The “Trouble with Macroeconomics,” according to a working paper by Paul Romer that is posted on his website, relates to dishonest identification assumptions, in particular in DSGE models used for policy analysis. Romer singles out calibration, assumptions about distribution functions and strong priors as culprits.
Romer argues that
[b]eing a Bayesian means that your software never barfs
I agree with the harsh judgment by Lucas and Sargent (1979) that the large Keynesian macro models of the day relied on identifying assumptions that were not credible. The situation now is worse. Macro models make assumptions that are no more credible and far more opaque.
Romer also offers a meta-model of himself as a critic of “post-real models” and “facts with unknown truth value.”
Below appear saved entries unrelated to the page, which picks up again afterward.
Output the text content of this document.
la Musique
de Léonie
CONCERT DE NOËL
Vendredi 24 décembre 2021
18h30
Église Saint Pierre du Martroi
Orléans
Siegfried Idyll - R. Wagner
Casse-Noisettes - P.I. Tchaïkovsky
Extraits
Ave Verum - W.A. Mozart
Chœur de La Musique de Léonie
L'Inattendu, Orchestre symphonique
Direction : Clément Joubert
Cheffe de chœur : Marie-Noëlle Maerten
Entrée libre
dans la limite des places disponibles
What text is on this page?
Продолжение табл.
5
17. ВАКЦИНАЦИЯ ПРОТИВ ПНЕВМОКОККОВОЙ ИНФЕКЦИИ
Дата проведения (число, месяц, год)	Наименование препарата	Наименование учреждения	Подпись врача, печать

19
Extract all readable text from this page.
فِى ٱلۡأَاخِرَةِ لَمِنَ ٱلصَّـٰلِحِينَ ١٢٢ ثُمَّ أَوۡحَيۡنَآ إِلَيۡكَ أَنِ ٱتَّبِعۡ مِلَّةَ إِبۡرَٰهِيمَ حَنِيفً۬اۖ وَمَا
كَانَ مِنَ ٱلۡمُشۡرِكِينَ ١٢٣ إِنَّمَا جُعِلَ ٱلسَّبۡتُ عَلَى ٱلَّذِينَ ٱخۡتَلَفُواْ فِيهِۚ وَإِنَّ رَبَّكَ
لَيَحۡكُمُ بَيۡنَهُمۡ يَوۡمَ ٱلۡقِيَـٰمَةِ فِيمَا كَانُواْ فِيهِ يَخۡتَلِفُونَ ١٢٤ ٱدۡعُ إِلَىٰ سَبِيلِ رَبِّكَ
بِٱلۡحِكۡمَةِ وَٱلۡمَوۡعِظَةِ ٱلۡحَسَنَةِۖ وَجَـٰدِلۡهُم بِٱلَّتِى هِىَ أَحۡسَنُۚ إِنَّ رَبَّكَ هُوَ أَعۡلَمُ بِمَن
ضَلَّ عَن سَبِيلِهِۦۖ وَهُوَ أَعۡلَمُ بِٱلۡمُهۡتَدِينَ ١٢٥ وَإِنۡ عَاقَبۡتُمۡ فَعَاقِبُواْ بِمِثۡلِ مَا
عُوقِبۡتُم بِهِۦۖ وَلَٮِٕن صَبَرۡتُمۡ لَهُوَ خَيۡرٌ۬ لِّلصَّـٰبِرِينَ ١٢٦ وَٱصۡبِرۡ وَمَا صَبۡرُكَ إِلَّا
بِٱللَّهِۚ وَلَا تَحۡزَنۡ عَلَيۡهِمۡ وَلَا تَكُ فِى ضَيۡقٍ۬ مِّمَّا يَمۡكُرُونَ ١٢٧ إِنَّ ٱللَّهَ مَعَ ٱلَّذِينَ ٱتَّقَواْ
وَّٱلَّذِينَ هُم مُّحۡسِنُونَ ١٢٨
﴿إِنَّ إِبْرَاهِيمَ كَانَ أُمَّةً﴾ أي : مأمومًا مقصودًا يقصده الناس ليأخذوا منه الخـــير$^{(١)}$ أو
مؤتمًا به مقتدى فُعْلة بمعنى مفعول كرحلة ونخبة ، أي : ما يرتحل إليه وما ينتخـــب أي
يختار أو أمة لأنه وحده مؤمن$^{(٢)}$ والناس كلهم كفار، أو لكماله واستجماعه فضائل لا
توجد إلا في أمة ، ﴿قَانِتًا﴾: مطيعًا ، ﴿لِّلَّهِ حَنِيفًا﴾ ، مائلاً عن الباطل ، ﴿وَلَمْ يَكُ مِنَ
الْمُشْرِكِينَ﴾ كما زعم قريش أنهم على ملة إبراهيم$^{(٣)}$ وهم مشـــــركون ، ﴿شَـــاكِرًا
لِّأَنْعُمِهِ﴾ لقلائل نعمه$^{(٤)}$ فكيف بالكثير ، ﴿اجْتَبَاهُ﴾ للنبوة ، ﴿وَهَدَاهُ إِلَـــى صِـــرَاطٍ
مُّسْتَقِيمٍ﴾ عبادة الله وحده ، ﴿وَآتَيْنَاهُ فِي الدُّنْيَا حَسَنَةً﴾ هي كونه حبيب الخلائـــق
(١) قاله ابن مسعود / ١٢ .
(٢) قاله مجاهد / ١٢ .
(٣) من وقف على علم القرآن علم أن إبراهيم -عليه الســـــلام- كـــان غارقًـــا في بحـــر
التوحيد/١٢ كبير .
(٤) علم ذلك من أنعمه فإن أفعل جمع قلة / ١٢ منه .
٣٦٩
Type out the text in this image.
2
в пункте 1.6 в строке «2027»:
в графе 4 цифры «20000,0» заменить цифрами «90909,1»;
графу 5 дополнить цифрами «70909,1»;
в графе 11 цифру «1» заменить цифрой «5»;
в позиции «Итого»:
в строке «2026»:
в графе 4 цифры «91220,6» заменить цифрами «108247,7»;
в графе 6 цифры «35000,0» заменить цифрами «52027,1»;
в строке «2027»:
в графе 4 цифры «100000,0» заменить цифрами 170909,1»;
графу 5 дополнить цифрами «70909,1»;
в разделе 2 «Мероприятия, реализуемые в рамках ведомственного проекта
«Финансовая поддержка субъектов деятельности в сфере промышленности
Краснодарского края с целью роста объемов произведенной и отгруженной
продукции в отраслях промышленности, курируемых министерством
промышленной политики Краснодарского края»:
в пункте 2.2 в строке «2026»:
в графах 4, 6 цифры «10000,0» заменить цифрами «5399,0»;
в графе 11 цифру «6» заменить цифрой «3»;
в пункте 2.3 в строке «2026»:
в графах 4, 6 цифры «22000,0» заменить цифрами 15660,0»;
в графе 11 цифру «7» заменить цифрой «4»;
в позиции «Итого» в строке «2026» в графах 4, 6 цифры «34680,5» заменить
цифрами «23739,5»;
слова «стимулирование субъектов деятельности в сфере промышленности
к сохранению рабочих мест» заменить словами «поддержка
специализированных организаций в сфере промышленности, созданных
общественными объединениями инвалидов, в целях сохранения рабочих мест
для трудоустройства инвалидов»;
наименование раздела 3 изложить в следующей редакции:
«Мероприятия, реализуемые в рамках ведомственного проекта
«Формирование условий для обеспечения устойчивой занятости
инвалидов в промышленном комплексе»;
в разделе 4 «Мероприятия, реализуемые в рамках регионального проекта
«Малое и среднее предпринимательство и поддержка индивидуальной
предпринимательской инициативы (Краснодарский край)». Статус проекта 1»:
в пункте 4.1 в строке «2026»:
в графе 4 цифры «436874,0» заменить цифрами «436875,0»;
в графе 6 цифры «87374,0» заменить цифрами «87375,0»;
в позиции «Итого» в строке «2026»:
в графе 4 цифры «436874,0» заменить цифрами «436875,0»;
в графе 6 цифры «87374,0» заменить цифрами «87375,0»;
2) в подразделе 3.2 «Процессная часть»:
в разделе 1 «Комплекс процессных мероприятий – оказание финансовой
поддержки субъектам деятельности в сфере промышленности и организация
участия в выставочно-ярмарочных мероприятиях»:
Noah Smith wonders in a blog post why the private sector does not use DSGE models for forecasting purposes if these models are useful. He writes:
As far as I’m aware, private-sector firms don’t hire anyone to make DSGE models, implement DSGE models, or even scan the DSGE literature. There are a lot of firms that make macro bets in the finance industry – investment banks, macro hedge funds, bond funds. To my knowledge, none of these firms spends one thin dime on DSGE. I’ve called and emailed everyone I could think of who knows what financial-industry macroeconomists do, and they’re all unanimous – they’ve never heard of anyone in finance using a DSGE model.